Hi, Ken,
Ken Hill schrieb:
> I need some help with a bit of SQL. I have two tables. I want to find
> records in one table that don't match records in another table based on
> a common column in the two tables. Both tables have a column named
> 'key100'. I was trying something like:
>
> SELECT count(*)
> FROM table1, table2
> WHERE (table1.key100 != table2.key100);
>
> But the query is very slow and I finally just cancel it. Any help is
> very much appreciated.
Do you have indices on the key100 columns? Is autovacuum running, or do
you do analyze manually?
Can you send us the output from "EXPLAIN ANALYZE [your query]"?

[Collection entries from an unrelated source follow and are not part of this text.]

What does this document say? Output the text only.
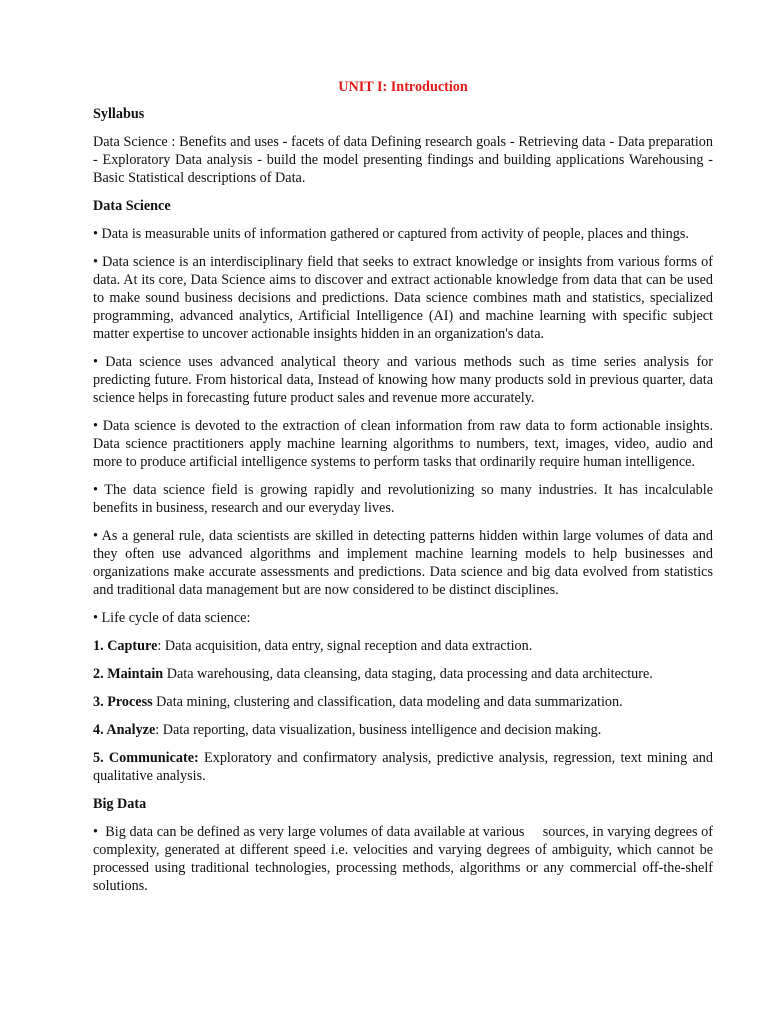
UNIT I: Introduction
Syllabus

Data Science : Benefits and uses - facets of data Defining research goals - Retrieving data - Data preparation - Exploratory Data analysis - build the model presenting findings and building applications Warehousing - Basic Statistical descriptions of Data.

Data Science

• Data is measurable units of information gathered or captured from activity of people, places and things.

• Data science is an interdisciplinary field that seeks to extract knowledge or insights from various forms of data. At its core, Data Science aims to discover and extract actionable knowledge from data that can be used to make sound business decisions and predictions. Data science combines math and statistics, specialized programming, advanced analytics, Artificial Intelligence (AI) and machine learning with specific subject matter expertise to uncover actionable insights hidden in an organization's data.

• Data science uses advanced analytical theory and various methods such as time series analysis for predicting future. From historical data, Instead of knowing how many products sold in previous quarter, data science helps in forecasting future product sales and revenue more accurately.

• Data science is devoted to the extraction of clean information from raw data to form actionable insights. Data science practitioners apply machine learning algorithms to numbers, text, images, video, audio and more to produce artificial intelligence systems to perform tasks that ordinarily require human intelligence.

• The data science field is growing rapidly and revolutionizing so many industries. It has incalculable benefits in business, research and our everyday lives.

• As a general rule, data scientists are skilled in detecting patterns hidden within large volumes of data and they often use advanced algorithms and implement machine learning models to help businesses and organizations make accurate assessments and predictions. Data science and big data evolved from statistics and traditional data management but are now considered to be distinct disciplines.

• Life cycle of data science:

1. Capture: Data acquisition, data entry, signal reception and data extraction.

2. Maintain Data warehousing, data cleansing, data staging, data processing and data architecture.

3. Process Data mining, clustering and classification, data modeling and data summarization.

4. Analyze: Data reporting, data visualization, business intelligence and decision making.

5. Communicate: Exploratory and confirmatory analysis, predictive analysis, regression, text mining and qualitative analysis.

Big Data

•  Big data can be defined as very large volumes of data available at various     sources, in varying degrees of complexity, generated at different speed i.e. velocities and varying degrees of ambiguity, which cannot be processed using traditional technologies, processing methods, algorithms or any commercial off-the-shelf solutions.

Btw, I don't think this query will do what you wanted, it basically
creates a cross product, that means if your tables look like:
schabitest=# select * from table1;
key100 | valuea | valueb
--------+--------+--------
1 | foo | bar
2 | blah | blubb
3 | manga | mungo
schabitest=# select * from table2;
key100 | valuec | valued
--------+--------+--------
1 | monday | euro
2 | sunday | dollar
4 | friday | pounds
Then your query will produce something like:
schabitest=# select * from table1, table2 WHERE (table1.key100 !=
table2.key100);
key100 | valuea | valueb | key100 | valuec | valued
--------+--------+--------+--------+--------+--------
1 | foo | bar | 2 | sunday | dollar
1 | foo | bar | 4 | friday | pounds
2 | blah | blubb | 1 | monday | euro
2 | blah | blubb | 4 | friday | pounds
3 | manga | mungo | 1 | monday | euro
3 | manga | mungo | 2 | sunday | dollar
3 | manga | mungo | 4 | friday | pounds
I suggest you would like to have all records from table1 that don't have
a corresponding record in table2:
schabitest=# select * from table1 where table1.key100 not in (select
key100 from table2);
key100 | valuea | valueb
--------+--------+--------
3 | manga | mungo
HTH,
Markus
Here is my query SQL:SELECT key100 FROM ncccr10
WHERE ncccr10.key100 NOT IN (SELECT key100 FROM ncccr9);
It is is running after 30 minutes. Here is the query plan:
QUERY PLAN
-------------------------------------------------------------------------
Seq Scan on ncccr10 (cost=0.00..20417160510.08 rows=305782 width=104)
Filter: (NOT (subplan))
SubPlan
-> Seq Scan on ncccr9 (cost=0.00..65533.71 rows=494471 width=104)
(4 rows)
Any ideas why it is so slow?